Malt Extract - 6lb Marris Otter Malt Extract - bring to boil
60 Mins- 2 oz of Austrailian Pirde of Ringwood
45 mins - 1 oz German Magnum
30 mins 1 oz of UK Northdown
20 mins 1LB of Muntons DME Xtra Light
15 Mins- Falcones Flight 1 oz
Flameout - Citra Hops .5oz

Use Wyeast 1318 London Ale III

2 weeks primary
1 week secondary - dry hop .5oz of citra
1 additional week of secondary
bottle with fizz drops.

Any feedback is appreciated. I know a lot of this is just trying things, but interested to hear what anyone thinks.
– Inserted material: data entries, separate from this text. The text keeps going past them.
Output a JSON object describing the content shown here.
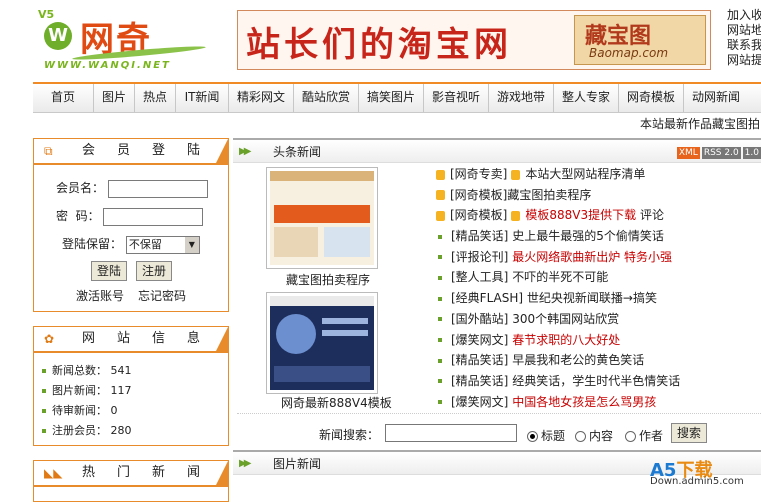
{
  "logo": {
    "version": "V5",
    "initial": "W",
    "name": "网奇",
    "url": "WWW.WANQI.NET"
  },
  "banner": {
    "slogan": "站长们的淘宝网",
    "brand_cn": "藏宝图",
    "brand_en": "Baomap.com"
  },
  "top_links": [
    "加入收",
    "网站地",
    "联系我",
    "网站提"
  ],
  "nav": [
    "首页",
    "图片",
    "热点",
    "IT新闻",
    "精彩网文",
    "酷站欣赏",
    "搞笑图片",
    "影音视听",
    "游戏地带",
    "整人专家",
    "网奇模板",
    "动网新闻"
  ],
  "marquee": "本站最新作品藏宝图拍",
  "login": {
    "title": "会员登陆",
    "username_label": "会员名：",
    "password_label": "密  码：",
    "keep_label": "登陆保留：",
    "keep_value": "不保留",
    "login_btn": "登陆",
    "register_btn": "注册",
    "activate_link": "激活账号",
    "forgot_link": "忘记密码"
  },
  "site_info": {
    "title": "网站信息",
    "items": [
      "新闻总数： 541",
      "图片新闻： 117",
      "待审新闻： 0",
      "注册会员： 280"
    ]
  },
  "hot_news": {
    "title": "热门新闻"
  },
  "headlines": {
    "title": "头条新闻",
    "badges": [
      "XML",
      "RSS 2.0",
      "1.0"
    ],
    "thumb1_caption": "藏宝图拍卖程序",
    "thumb2_caption": "网奇最新888V4模板",
    "items": [
      {
        "cat": "[网奇专卖]",
        "text": "本站大型网站程序清单",
        "extra": ""
      },
      {
        "cat": "[网奇模板]",
        "text": "藏宝图拍卖程序",
        "extra": ""
      },
      {
        "cat": "[网奇模板]",
        "text": "模板888V3提供下载",
        "extra": "评论"
      },
      {
        "cat": "[精品笑话]",
        "text": "史上最牛最强的5个偷情笑话",
        "extra": ""
      },
      {
        "cat": "[评报论刊]",
        "text": "最火网络歌曲新出炉 特务小强",
        "extra": ""
      },
      {
        "cat": "[整人工具]",
        "text": "不吓的半死不可能",
        "extra": ""
      },
      {
        "cat": "[经典FLASH]",
        "text": "世纪央视新闻联播→搞笑",
        "extra": ""
      },
      {
        "cat": "[国外酷站]",
        "text": "300个韩国网站欣赏",
        "extra": ""
      },
      {
        "cat": "[爆笑网文]",
        "text": "春节求职的八大好处",
        "extra": ""
      },
      {
        "cat": "[精品笑话]",
        "text": "早晨我和老公的黄色笑话",
        "extra": ""
      },
      {
        "cat": "[精品笑话]",
        "text": "经典笑话，学生时代半色情笑话",
        "extra": ""
      },
      {
        "cat": "[爆笑网文]",
        "text": "中国各地女孩是怎么骂男孩",
        "extra": ""
      }
    ]
  },
  "search": {
    "label": "新闻搜索：",
    "opt_title": "标题",
    "opt_content": "内容",
    "opt_author": "作者",
    "button": "搜索"
  },
  "pictures": {
    "title": "图片新闻"
  },
  "watermark": {
    "a5": "A5",
    "dl": "下载",
    "site": "Down.admin5.com"
  }
}
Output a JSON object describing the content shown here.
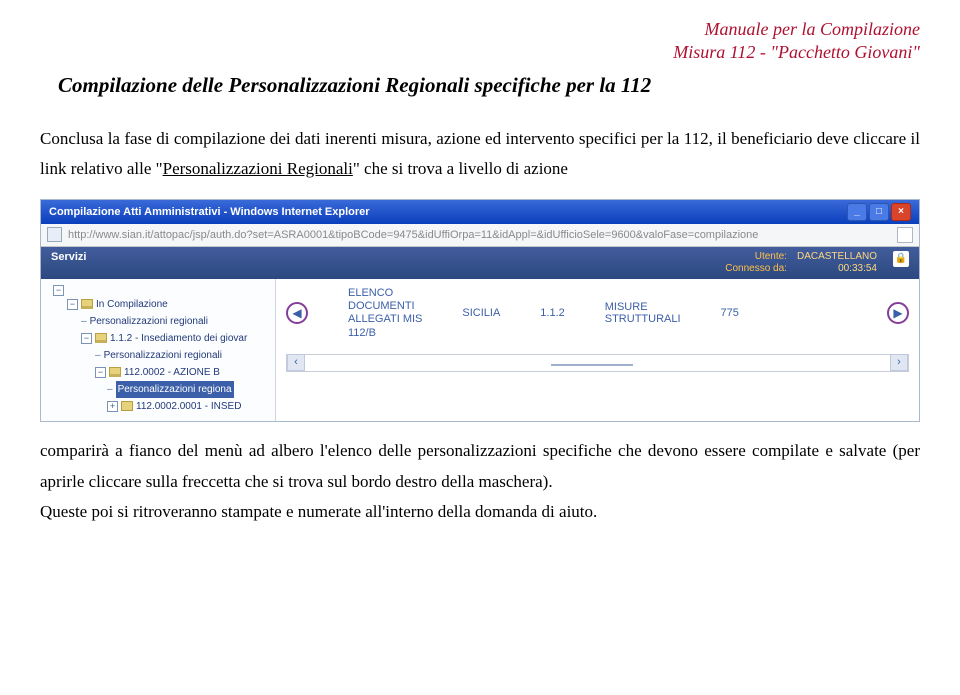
{
  "header": {
    "line1": "Manuale per la Compilazione",
    "line2": "Misura 112 - \"Pacchetto Giovani\""
  },
  "section_title": "Compilazione delle Personalizzazioni Regionali specifiche per la 112",
  "intro": {
    "p1a": "Conclusa la fase di compilazione dei dati inerenti misura, azione ed intervento specifici per la 112, il beneficiario deve cliccare il link relativo alle \"",
    "p1_link": "Personalizzazioni Regionali",
    "p1b": "\" che si trova a livello di azione"
  },
  "screenshot": {
    "window_title": "Compilazione Atti Amministrativi - Windows Internet Explorer",
    "url": "http://www.sian.it/attopac/jsp/auth.do?set=ASRA0001&tipoBCode=9475&idUffiOrpa=11&idAppl=&idUfficioSele=9600&valoFase=compilazione",
    "servizi_label": "Servizi",
    "user": {
      "utente_lbl": "Utente:",
      "utente_val": "DACASTELLANO",
      "conn_lbl": "Connesso da:",
      "conn_val": "00:33:54"
    },
    "tree": {
      "root": "In Compilazione",
      "n1": "Personalizzazioni regionali",
      "n2": "1.1.2 - Insediamento dei giovar",
      "n3": "Personalizzazioni regionali",
      "n4": "112.0002 - AZIONE B",
      "n5": "Personalizzazioni regiona",
      "n6": "112.0002.0001 - INSED"
    },
    "detail": {
      "elenco": "ELENCO\nDOCUMENTI\nALLEGATI MIS\n112/B",
      "regione": "SICILIA",
      "ver": "1.1.2",
      "misure": "MISURE\nSTRUTTURALI",
      "num": "775"
    }
  },
  "outro": {
    "p2": "comparirà a fianco del menù ad albero l'elenco delle personalizzazioni specifiche che devono essere compilate e salvate (per aprirle cliccare sulla freccetta che si trova sul bordo destro della maschera).",
    "p3": "Queste poi si ritroveranno stampate e numerate all'interno della domanda di aiuto."
  }
}
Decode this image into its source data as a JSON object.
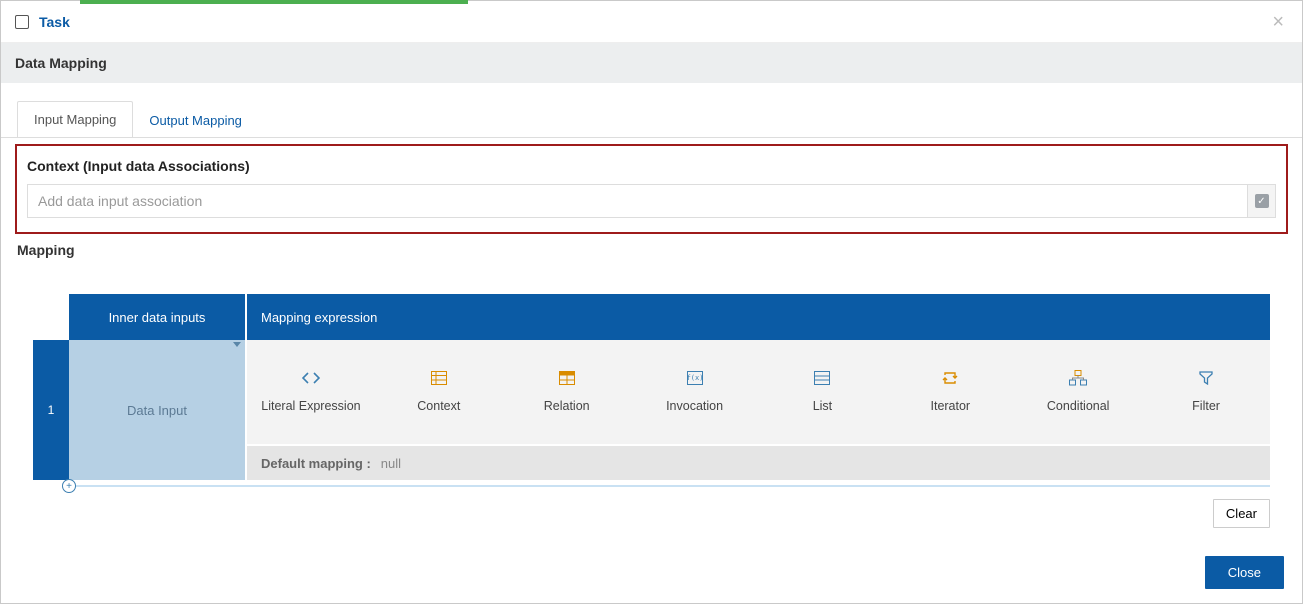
{
  "title": "Task",
  "section": "Data Mapping",
  "tabs": {
    "input": "Input Mapping",
    "output": "Output Mapping"
  },
  "context": {
    "label": "Context (Input data Associations)",
    "placeholder": "Add data input association"
  },
  "mapping_label": "Mapping",
  "inner_header": "Inner data inputs",
  "expr_header": "Mapping expression",
  "row_number": "1",
  "data_input_label": "Data Input",
  "expressions": {
    "literal": "Literal Expression",
    "context": "Context",
    "relation": "Relation",
    "invocation": "Invocation",
    "list": "List",
    "iterator": "Iterator",
    "conditional": "Conditional",
    "filter": "Filter"
  },
  "default_key": "Default mapping :",
  "default_value": "null",
  "clear": "Clear",
  "close": "Close"
}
Gonna call this “Hop Around the World”

Your MO extract is fine. But what do you want to get out of your hop schedule? Do you have a brewing program? Just off the top of my head it looks like you will have a really bitter beer. Both Pride and Magnum are bittering hops and you have a LOT IMO. Plus 45 and 30 min additions are basically worthless for any flavor addition. And I would say 20 min additions don’t provide much either. I would change the hop schedule to a single bittering charge like magnum as it provides a better bang for the buck with a high AA. Then I would work the hops in the last 10 minutes if the boil.
Some things you might want to read up on with hops is First Wort Hopping, Hop Bursting, and Hop Stands. When I make a beer I want to be hop forward I will actually start with the last additions and work backwards adjusting for overall bitterness.

Very good advice above.

A good question to ask yourself (and then post here) is “what do I want out of the end product?” A hoppy beer (sub question, what KIND of hops? Citrus/Pine? Noble/Earthy)? A Balanced beer? Some caramel malt? Crisp and light? Estery? Clean fermentation?

If the answer is “all of the above”, then I would try backing down and thinking about what you want. Let us know the type of beer you ultimately want to make and we can hopefully help.

As you get more into brewing, a great read is “Designing Great Beers” by Ray Daniels. He really teaches you step-by-step how to use malts, hops, yeast and water to get what you want.

Thanks for all of your feedback. Based on it and some others, I may aim to switch around the hop schedule. Really just want to experiment and see what that gets me.

Will post updates as it comes along.